I began practice as a medical oncologist in 1986, and like the journal ONCOLOGY, I am celebrating my 25th year in the field.
I began practice as a medical oncologist in 1986, and like the journal ONCOLOGY, I am celebrating my 25th year in the field. Much has changed over the past two and a half decades, although the primary goal of optimizing care for the individual patient while advancing sorely needed progress through clinical trials and translational research has not been altered.
Chemotherapy remains a backbone of systemic therapy for many patients, but our focus over the last quarter of a century has increasingly been directed toward more targeted therapies for cancers, capitalizing on the initial success of endocrine therapy for breast and prostate cancers. We seek to understand the molecular pathways that have gone awry in cancer and use them as a substrate for the development of agents that are specific for the molecular changes that characterize the tumor, but not the normal tissues. A number of biological agents have now become commonplace in the medical oncology armamentarium, including the small-molecule inhibitors-the “ibs,” such as lapatinib, dasastinb, imatinib, and erolotinib, to name just a few-and the monoclonal antibodies-the “abs,” such as trastuzumab, cetuximab, and rituximab.
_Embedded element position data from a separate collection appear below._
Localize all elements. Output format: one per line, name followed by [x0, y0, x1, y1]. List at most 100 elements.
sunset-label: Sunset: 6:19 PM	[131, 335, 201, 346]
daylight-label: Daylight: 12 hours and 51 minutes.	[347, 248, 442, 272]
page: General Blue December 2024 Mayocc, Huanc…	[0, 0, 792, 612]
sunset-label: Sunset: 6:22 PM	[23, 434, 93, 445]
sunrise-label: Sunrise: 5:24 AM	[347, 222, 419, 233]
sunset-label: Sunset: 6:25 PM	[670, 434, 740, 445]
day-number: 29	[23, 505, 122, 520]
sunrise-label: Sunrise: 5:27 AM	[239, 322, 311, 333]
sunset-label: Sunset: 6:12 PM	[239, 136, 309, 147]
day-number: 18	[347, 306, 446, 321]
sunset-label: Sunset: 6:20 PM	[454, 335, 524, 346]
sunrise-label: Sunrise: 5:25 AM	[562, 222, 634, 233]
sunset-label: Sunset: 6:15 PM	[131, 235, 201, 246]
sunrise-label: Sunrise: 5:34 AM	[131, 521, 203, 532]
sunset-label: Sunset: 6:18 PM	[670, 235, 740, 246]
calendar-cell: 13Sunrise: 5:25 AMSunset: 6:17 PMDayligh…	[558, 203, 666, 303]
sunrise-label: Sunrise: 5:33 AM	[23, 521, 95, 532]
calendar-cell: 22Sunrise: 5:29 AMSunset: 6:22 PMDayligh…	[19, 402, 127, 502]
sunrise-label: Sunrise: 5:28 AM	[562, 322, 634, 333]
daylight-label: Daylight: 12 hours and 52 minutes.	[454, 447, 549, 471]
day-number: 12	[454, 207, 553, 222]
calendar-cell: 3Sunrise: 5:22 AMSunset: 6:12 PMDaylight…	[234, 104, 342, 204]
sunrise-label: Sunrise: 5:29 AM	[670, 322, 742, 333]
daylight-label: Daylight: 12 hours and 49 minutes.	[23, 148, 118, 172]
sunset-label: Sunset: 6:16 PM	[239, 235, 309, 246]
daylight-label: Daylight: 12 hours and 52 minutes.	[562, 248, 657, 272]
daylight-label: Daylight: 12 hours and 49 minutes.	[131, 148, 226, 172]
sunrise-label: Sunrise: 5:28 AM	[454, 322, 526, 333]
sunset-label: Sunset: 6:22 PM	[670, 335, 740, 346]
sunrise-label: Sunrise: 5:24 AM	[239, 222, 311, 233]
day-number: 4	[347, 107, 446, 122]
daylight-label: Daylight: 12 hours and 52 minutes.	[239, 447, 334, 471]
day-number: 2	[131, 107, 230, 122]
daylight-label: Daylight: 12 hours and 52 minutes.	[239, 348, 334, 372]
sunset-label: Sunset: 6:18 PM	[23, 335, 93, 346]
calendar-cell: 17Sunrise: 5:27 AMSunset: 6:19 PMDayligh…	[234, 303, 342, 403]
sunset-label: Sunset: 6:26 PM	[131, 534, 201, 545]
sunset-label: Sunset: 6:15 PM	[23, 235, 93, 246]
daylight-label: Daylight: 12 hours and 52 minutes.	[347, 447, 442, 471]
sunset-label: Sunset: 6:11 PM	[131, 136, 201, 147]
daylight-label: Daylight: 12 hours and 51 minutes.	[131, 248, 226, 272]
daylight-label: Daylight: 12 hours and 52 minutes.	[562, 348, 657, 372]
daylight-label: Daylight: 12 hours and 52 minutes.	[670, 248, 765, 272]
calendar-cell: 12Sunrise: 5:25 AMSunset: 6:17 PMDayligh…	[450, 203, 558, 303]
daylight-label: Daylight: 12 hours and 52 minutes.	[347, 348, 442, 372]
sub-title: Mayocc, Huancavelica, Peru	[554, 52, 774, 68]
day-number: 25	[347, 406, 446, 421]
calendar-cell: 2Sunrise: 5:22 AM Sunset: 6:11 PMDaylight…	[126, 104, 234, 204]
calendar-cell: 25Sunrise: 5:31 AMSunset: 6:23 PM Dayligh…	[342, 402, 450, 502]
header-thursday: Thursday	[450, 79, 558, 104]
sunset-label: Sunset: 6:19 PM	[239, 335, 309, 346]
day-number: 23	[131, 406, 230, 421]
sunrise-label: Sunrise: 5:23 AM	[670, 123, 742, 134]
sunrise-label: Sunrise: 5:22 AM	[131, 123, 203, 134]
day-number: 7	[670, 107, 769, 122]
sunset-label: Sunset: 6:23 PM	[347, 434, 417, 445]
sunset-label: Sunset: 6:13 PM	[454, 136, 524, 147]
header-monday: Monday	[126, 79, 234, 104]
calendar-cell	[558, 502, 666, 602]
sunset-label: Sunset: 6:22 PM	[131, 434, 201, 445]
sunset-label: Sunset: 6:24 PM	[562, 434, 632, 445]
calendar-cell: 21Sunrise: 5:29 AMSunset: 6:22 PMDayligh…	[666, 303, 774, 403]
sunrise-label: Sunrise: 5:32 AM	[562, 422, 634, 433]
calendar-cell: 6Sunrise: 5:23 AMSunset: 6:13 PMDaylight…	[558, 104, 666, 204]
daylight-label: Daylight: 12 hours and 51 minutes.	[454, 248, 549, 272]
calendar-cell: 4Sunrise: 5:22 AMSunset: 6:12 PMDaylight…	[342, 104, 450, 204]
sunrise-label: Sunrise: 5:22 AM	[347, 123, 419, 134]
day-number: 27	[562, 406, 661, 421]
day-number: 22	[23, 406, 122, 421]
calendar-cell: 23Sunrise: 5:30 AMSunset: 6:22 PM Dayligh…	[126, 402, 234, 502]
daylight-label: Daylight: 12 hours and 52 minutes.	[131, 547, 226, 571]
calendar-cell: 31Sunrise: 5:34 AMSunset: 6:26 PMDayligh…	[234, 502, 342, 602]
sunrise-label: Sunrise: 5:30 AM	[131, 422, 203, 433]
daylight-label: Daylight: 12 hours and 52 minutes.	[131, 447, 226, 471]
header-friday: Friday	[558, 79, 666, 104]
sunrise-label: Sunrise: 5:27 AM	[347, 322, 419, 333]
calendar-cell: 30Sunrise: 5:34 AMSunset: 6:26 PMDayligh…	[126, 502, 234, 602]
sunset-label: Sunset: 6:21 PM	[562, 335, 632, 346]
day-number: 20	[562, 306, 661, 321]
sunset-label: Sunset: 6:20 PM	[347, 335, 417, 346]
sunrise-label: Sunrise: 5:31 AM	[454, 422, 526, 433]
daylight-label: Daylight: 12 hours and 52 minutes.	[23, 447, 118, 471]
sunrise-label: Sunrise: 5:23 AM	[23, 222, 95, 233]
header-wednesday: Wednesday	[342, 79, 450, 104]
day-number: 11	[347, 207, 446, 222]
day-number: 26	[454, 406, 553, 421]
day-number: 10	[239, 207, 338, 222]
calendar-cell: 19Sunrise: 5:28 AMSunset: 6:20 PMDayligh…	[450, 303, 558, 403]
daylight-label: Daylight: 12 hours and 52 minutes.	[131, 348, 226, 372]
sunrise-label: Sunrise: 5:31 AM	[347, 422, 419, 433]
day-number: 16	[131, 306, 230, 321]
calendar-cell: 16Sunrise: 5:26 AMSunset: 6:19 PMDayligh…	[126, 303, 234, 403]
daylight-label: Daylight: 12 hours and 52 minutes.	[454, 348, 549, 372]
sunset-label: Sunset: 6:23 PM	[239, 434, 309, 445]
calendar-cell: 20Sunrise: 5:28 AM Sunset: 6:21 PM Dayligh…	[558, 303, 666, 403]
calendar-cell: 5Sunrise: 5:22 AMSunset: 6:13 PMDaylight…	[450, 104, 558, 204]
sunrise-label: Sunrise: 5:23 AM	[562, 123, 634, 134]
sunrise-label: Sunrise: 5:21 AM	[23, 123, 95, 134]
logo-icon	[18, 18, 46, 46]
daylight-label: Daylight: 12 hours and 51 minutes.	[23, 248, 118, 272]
Certain diagnoses for which the medical oncologist has traditionally had little to offer-among them melanoma, renal cell cancer, thyroid cancer, and colon cancer-are now hotbeds of activity, with a profusion of new agents. As we learn to use these agents, we are no longer driven to give these therapies at their maximally tolerated dose; rather we strive to administer agents at their minimally effective dose. We wish to use molecular characterization of the tumor and the host to understand how best to apply the myriad of therapies-to determine what agents, what combinations, which patients, what duration, at what stage of the illness, etc. We wish to practice modern, personalized cancer care-the art of giving the right treatment to the right patient at the right time in a molecularly-informed manner. Finally, medical oncology care has always been in part about careful management of toxicity-a consequence of our cytotoxic chemotherapy roots. Over the last 25 years we have come to understand that “targeted” does not mean “non-toxic.” In addtion, there have been major advances in the area of supportive care-better antiemetics, colony-stimulating factors for bone marrow support, sophisticated antibiotics, bone-strengthening agents, and more. In the United States, cancer mortality is inching down and medical oncologists can justly take some credit. But we have far to go.